You can only see the replay of "Table 2" after the score is computed and before the "Next Deal" button is touched.

The buttons "Skip" and "Replay" are always available in Offline mode.

In Online Mode the buttons "Skip","Replay" and "Score" can only be used if Practice mode is selected when creating an online table. "Score" shows how the computer program replays the deal.

The score of the previous hand can be viewed during the time next deal is played by using the "Score" button of the main table screen.

The other menu buttons - "Auction Interpretation", "Review", "Par Contract" and "Hand Evaluation" are described in separate chapters of the help file.


Duplicate Bridge Scoring Explained

Nearly all competitive bridge is played as duplicate bridge.

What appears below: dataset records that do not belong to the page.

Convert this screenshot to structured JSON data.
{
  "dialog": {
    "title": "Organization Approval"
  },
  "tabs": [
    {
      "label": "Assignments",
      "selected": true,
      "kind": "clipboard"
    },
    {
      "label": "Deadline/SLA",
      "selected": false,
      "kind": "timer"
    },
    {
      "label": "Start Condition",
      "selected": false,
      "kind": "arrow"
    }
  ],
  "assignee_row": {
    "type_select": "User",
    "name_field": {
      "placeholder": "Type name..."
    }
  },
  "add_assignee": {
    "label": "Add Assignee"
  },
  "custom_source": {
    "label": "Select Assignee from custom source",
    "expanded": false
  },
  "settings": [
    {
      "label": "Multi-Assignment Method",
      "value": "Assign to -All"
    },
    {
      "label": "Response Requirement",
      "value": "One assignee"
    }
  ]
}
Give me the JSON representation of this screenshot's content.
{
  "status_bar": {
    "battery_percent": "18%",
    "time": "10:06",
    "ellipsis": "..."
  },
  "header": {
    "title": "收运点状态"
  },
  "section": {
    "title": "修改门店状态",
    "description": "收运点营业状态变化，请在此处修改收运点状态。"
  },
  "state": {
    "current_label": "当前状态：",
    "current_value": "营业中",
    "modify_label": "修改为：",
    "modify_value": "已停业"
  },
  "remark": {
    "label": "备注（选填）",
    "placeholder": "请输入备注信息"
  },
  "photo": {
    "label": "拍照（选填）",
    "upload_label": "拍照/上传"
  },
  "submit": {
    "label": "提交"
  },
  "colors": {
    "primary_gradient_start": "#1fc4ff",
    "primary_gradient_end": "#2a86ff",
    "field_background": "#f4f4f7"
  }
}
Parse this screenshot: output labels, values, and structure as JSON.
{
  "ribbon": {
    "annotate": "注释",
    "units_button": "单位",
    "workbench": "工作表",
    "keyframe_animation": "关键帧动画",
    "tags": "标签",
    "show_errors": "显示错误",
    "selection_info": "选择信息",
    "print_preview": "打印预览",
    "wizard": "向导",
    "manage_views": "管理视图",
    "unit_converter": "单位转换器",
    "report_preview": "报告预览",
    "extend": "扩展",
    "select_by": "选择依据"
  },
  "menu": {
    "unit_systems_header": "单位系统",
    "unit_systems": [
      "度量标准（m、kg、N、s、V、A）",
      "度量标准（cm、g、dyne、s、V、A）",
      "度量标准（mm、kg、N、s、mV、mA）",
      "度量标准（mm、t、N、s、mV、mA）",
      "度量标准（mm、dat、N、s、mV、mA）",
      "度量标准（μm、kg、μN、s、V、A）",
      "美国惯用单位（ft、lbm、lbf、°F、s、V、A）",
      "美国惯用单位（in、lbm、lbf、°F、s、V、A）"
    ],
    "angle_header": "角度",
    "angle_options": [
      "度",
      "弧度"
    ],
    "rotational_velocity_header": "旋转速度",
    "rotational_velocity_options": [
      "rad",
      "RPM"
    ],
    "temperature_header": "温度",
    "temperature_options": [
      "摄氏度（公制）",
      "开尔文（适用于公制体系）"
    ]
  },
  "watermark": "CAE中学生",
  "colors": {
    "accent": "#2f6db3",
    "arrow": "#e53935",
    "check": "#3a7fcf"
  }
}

Each deal is played several times by different pairs, and it is your score compared to that of the other pairs who hold your cards that is important. Your objective is to do better than any other pair with the same cards. Your real opponents for scoring purposes are not the people you play against at the table, but rather the other partnerships holding your cards. In this way, the luck of the cards becomes a much less important factor than it is at rubber bridge.

Duplicate bridge uses a modified scoring system, so that each deal can be scored separately rather than as part of a rubber. The main difference is that you get a 50-point bonus for making a part score (less than 100 points below the line), and a 500- or 300-point bonus for making a game, according to whether you are vulnerable or not.

There are basically two forms of duplicate bridge: pairs and team-of-four. Bridge Baron uses the team-of-four scoring system, by playing as your partner, your two teammates, and your four opponents. (For pairs scoring, you can play ACBL Tournament deals within Bridge Baron.)

First you play a deal in the normal fashion, and then the Baron takes your place and plays the same deal, so that your score can be compared with the Baron's. In this way you can measure your skill against the Baron.

If you were playing Total Point scoring, your score on a deal would be simply the difference between the points you had scored and the points your opponent had scored. To reduce the effect of big scores on single deals, scores these days are usually scaled down according to the International Match Point (or IMP) table. This table awards from 0 to 24 IMPs according to the difference in scores. Bridge Baron uses this table to compute your score. (You can see an IMPs table while looking at a Bridge Match score by clicking IMPs Table.)